OpenBMC platform communication channel: MCTP & PLDM in userspace

Author: Jeremy Kerr jk@ozlabs.org

Please refer to the [mctp.md](MCTP Overview) document for general MCTP design description, background and requirements.

This document describes a userspace implementation of MCTP infrastructure, allowing a straightforward mechanism of supporting MCTP messaging within an OpenBMC system.

Proposed Design

The MCTP core specification just provides the packetisation, routing and addressing mechanisms. The actual transmit/receive of those packets is up to the hardware binding of the MCTP transport.

For OpenBMC, we would introduce a MCTP daemon, which implements the transport over a configurable hardware channel (eg., Serial UART, I2C or PCIe), and provides a socket-based interface for other processes to send and receive complete MCTP messages. This daemon is responsible for the packetisation and routing of MCTP messages from external endpoints, and handling the forwarding these messages to and from individual handler applications. This includes handling local MCTP-stack configuration, like local EID assignments.

This daemon has a few components:

the core MCTP stack
one or more binding implementations (eg, MCTP-over-serial), which interact with the hardware channel(s).
an interface to handler applications over a unix-domain socket.

The proposed implementation here is to produce an MCTP "library" which provides the packetisation and routing functions, between:

an "upper" messaging transmit/receive interface, for tx/rx of a full message to a specific endpoint (ie, (1) above)
a "lower" hardware binding for transmit/receive of individual packets, providing a method for the core to tx/rx each packet to hardware, and defines the parameters of the common packetisation code (ie. (2) above).

The lower interface would be plugged in to one of a number of hardware-specific binding implementations. Most of these would be included in the library source tree, but others can be plugged-in too, perhaps where the physical layer implementation does not make sense to include in the platform-agnostic library.

The reason for a library is to allow the same MCTP implementation to be used in both OpenBMC and host firmware; the library should be bidirectional. To allow this, the library would be written in portable C (structured in a way that can be compiled as "extern C" in C++ codebases), and be able to be configured to suit those runtime environments (for example, POSIX IO may not be available on all platforms; we should be able to compile the library to suit). The licence for the library should also allow this re-use; a dual Apache & GPLv2+ licence may be best.

These "lower" binding implementations may have very different methods of transferring packets to the physical layer. For example, a serial binding implementation for running on a Linux environment may be implemented through read()/write() syscalls to a PTY device. An I2C binding for use in low-level host firmware environments may interact directly with hardware registers to perform packet transfers.

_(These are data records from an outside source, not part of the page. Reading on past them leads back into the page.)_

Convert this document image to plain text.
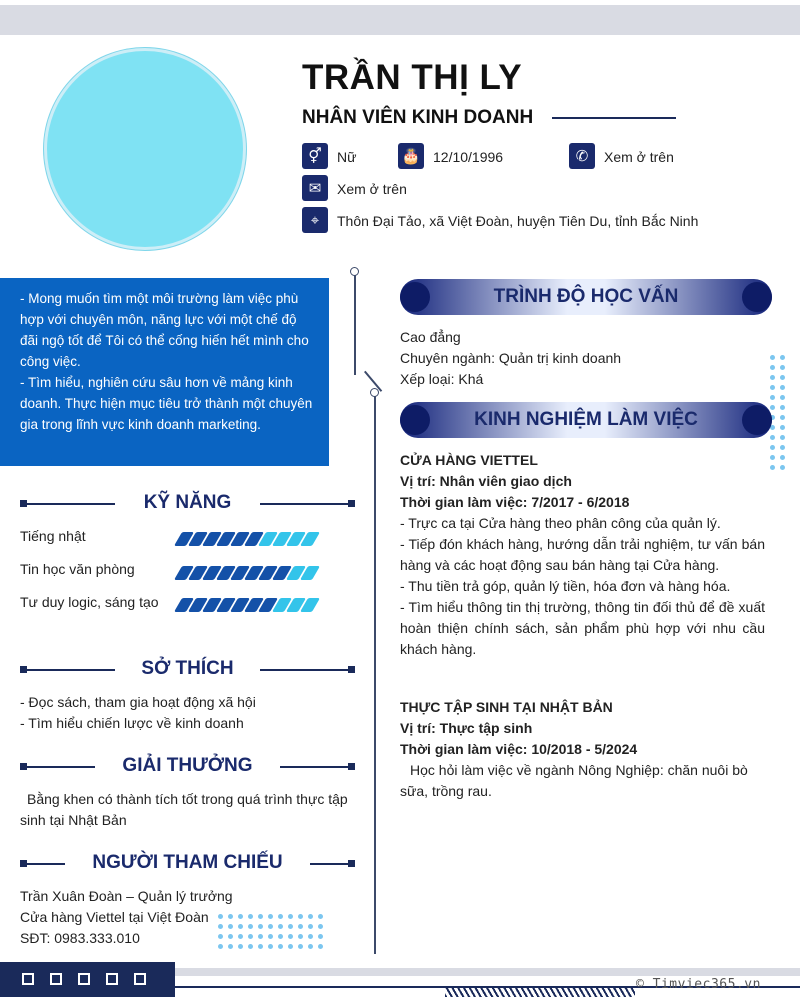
TRẦN THỊ LY
NHÂN VIÊN KINH DOANH
⚥	Nữ	🎂 12/10/1996	✆	Xem ở trên
✉	Xem ở trên
⌖	Thôn Đại Tảo, xã Việt Đoàn, huyện Tiên Du, tỉnh Bắc Ninh

- Mong muốn tìm một môi trường làm việc phù hợp với chuyên môn, năng lực với một chế độ đãi ngộ tốt để Tôi có thể cống hiến hết mình cho công việc.
- Tìm hiểu, nghiên cứu sâu hơn về mảng kinh doanh. Thực hiện mục tiêu trở thành một chuyên gia trong lĩnh vực kinh doanh marketing.

KỸ NĂNG
Tiếng nhật
Tin học văn phòng
Tư duy logic, sáng tạo
SỞ THÍCH
- Đọc sách, tham gia hoạt động xã hội
- Tìm hiểu chiến lược về kinh doanh
GIẢI THƯỞNG
Bằng khen có thành tích tốt trong quá trình thực tập sinh tại Nhật Bản
NGƯỜI THAM CHIẾU
Trần Xuân Đoàn – Quản lý trưởng
Cửa hàng Viettel tại Việt Đoàn
SĐT: 0983.333.010
TRÌNH ĐỘ HỌC VẤN
Cao đẳng
Chuyên ngành: Quản trị kinh doanh
Xếp loại: Khá
KINH NGHIỆM LÀM VIỆC
CỬA HÀNG VIETTEL
Vị trí: Nhân viên giao dịch
Thời gian làm việc: 7/2017 - 6/2018
- Trực ca tại Cửa hàng theo phân công của quản lý.
- Tiếp đón khách hàng, hướng dẫn trải nghiệm, tư vấn bán hàng và các hoạt động sau bán hàng tại Cửa hàng.
- Thu tiền trả góp, quản lý tiền, hóa đơn và hàng hóa.
- Tìm hiểu thông tin thị trường, thông tin đối thủ để đề xuất hoàn thiện chính sách, sản phẩm phù hợp với nhu cầu khách hàng.
THỰC TẬP SINH TẠI NHẬT BẢN
Vị trí: Thực tập sinh
Thời gian làm việc: 10/2018 - 5/2024
Học hỏi làm việc về ngành Nông Nghiệp: chăn nuôi bò sữa, trồng rau.
© Timviec365.vn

The application-specific handlers implement the actual functionality provided over the MCTP channel, and connect to the central daemon over a UNIX domain socket. Each of these would register with the MCTP daemon to receive MCTP messages of a certain type, and would transmit MCTP messages of that same type.

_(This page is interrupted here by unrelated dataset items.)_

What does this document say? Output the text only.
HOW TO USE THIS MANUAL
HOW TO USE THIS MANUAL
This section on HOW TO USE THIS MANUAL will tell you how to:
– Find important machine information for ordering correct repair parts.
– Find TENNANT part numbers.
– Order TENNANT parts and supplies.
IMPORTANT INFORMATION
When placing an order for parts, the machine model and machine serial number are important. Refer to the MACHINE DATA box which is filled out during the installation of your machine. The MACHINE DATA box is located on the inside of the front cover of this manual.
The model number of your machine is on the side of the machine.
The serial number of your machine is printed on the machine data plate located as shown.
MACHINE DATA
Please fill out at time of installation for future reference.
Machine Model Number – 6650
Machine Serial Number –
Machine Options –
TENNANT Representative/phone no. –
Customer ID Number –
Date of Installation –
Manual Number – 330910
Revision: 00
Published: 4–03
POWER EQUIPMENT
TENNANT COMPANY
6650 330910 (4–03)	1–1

The daemon's sockets to these handlers is configured for non-blocking IO, to allow the daemon to be decoupled from any blocking behaviour of handlers. The daemon would use a message queue to enable message reception/transmission to a blocked daemon, but this would be of a limited size. Handlers whose sockets exceed this queue would be disconnected from the daemon.

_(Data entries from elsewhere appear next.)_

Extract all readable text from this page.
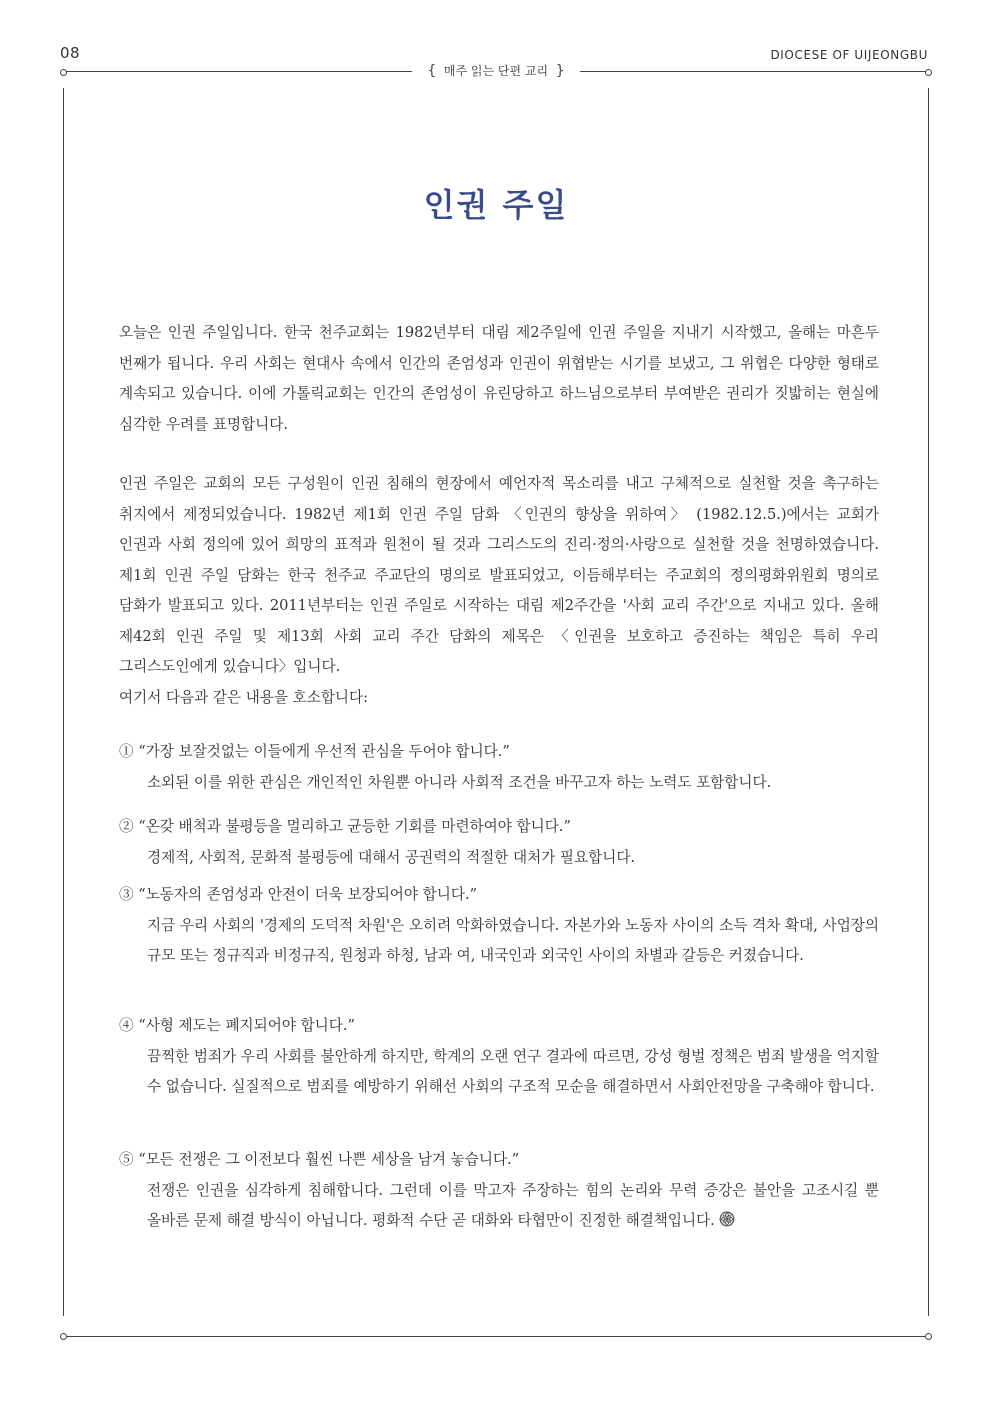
08	DIOCESE OF UIJEONGBU
{ 매주 읽는 단편 교리 }
인권 주일
오늘은 인권 주일입니다. 한국 천주교회는 1982년부터 대림 제2주일에 인권 주일을 지내기 시작했고, 올해는 마흔두 번째가 됩니다. 우리 사회는 현대사 속에서 인간의 존엄성과 인권이 위협받는 시기를 보냈고, 그 위협은 다양한 형태로 계속되고 있습니다. 이에 가톨릭교회는 인간의 존엄성이 유린당하고 하느님으로부터 부여받은 권리가 짓밟히는 현실에 심각한 우려를 표명합니다.
인권 주일은 교회의 모든 구성원이 인권 침해의 현장에서 예언자적 목소리를 내고 구체적으로 실천할 것을 촉구하는 취지에서 제정되었습니다. 1982년 제1회 인권 주일 담화 〈인권의 향상을 위하여〉 (1982.12.5.)에서는 교회가 인권과 사회 정의에 있어 희망의 표적과 원천이 될 것과 그리스도의 진리·정의·사랑으로 실천할 것을 천명하였습니다. 제1회 인권 주일 담화는 한국 천주교 주교단의 명의로 발표되었고, 이듬해부터는 주교회의 정의평화위원회 명의로 담화가 발표되고 있다. 2011년부터는 인권 주일로 시작하는 대림 제2주간을 '사회 교리 주간'으로 지내고 있다. 올해 제42회 인권 주일 및 제13회 사회 교리 주간 담화의 제목은 〈인권을 보호하고 증진하는 책임은 특히 우리 그리스도인에게 있습니다〉입니다.
여기서 다음과 같은 내용을 호소합니다:
① “가장 보잘것없는 이들에게 우선적 관심을 두어야 합니다.”
소외된 이를 위한 관심은 개인적인 차원뿐 아니라 사회적 조건을 바꾸고자 하는 노력도 포함합니다.
② “온갖 배척과 불평등을 멀리하고 균등한 기회를 마련하여야 합니다.”
경제적, 사회적, 문화적 불평등에 대해서 공권력의 적절한 대처가 필요합니다.
③ “노동자의 존엄성과 안전이 더욱 보장되어야 합니다.”
지금 우리 사회의 '경제의 도덕적 차원'은 오히려 악화하였습니다. 자본가와 노동자 사이의 소득 격차 확대, 사업장의 규모 또는 정규직과 비정규직, 원청과 하청, 남과 여, 내국인과 외국인 사이의 차별과 갈등은 커졌습니다.
④ “사형 제도는 폐지되어야 합니다.”
끔찍한 범죄가 우리 사회를 불안하게 하지만, 학계의 오랜 연구 결과에 따르면, 강성 형벌 정책은 범죄 발생을 억지할 수 없습니다. 실질적으로 범죄를 예방하기 위해선 사회의 구조적 모순을 해결하면서 사회안전망을 구축해야 합니다.
⑤ “모든 전쟁은 그 이전보다 훨씬 나쁜 세상을 남겨 놓습니다.”
전쟁은 인권을 심각하게 침해합니다. 그런데 이를 막고자 주장하는 힘의 논리와 무력 증강은 불안을 고조시길 뿐 올바른 문제 해결 방식이 아닙니다. 평화적 수단 곧 대화와 타협만이 진정한 해결책입니다.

One design intention of the multiplexer daemon is to allow a future kernel-based MCTP implementation without requiring major structural changes to handler applications. The socket-based interface facilitates this, as the unix-domain socket interface could be fairly easily swapped out with a new kernel-based socket type.

MCTP is intended to be an optional component of OpenBMC. Platforms using OpenBMC are free to adopt it as they see fit.

Demultiplexer daemon interface

MCTP handlers (ie, clients of the demultiplexer) connect using a unix-domain socket, at the abstract socket address:

\0mctp-demux

The socket type used should be SOCK_SEQPACKET.

Once connected, the client sends a single byte message, indicating what type of MCTP messages should be forwarded to the client. Types must be greater than zero.

Subsequent messages sent over the socket are MCTP messages sent/received by the demultiplexer, that match the specified MCTP message type. Clients should use the send/recv syscalls to interact with the socket.

Each message has a fixed small header:

uint8_t eid

For messages coming from the demux daemon, this indicates the source EID of the outgoing MCTP message. For messages going to the demux daemon, this indicates the destination EID.

The rest of the message data is the complete MCTP message, including MCTP message type field.

The daemon does not provide a facility for clients to specify or retrieve values for the tag field in individual MCTP packets.

Alternatives Considered

In terms of an MCTP daemon structure, an alternative is to have the MCTP implementation contained within a single process, using the libmctp API directly for passing messages from the core code to application-level handlers. The drawback of this approach is that this single process needs to implement all possible functionality that is available over MCTP, which may be quite a disjoint set. This would likely lead to unnecessary restrictions on the implementation of those application-level handlers (programming language, frameworks used, etc). Also, this single-process approach would likely need more significant modifications if/when MCTP protocol support is moved to the kernel.

The interface between the demultiplexer daemon and clients is currently defined as a socket-based interface. However, an alternative here would be to pass MCTP messages over dbus instead. The reason for the choice of sockets rather than dbus is that the former allows a direct transition to a kernel-based socket API when suitable.

Testing

For the core MCTP library, we are able to run tests there in complete isolation (I have already been able to run a prototype MCTP stack through the afl fuzzer) to ensure that the core transport protocol works.

For MCTP hardware bindings, we would develop channel-specific tests that would be run in CI on both host and BMC.

For the OpenBMC MCTP daemon implementation, testing models would depend on the structure we adopt in the design section.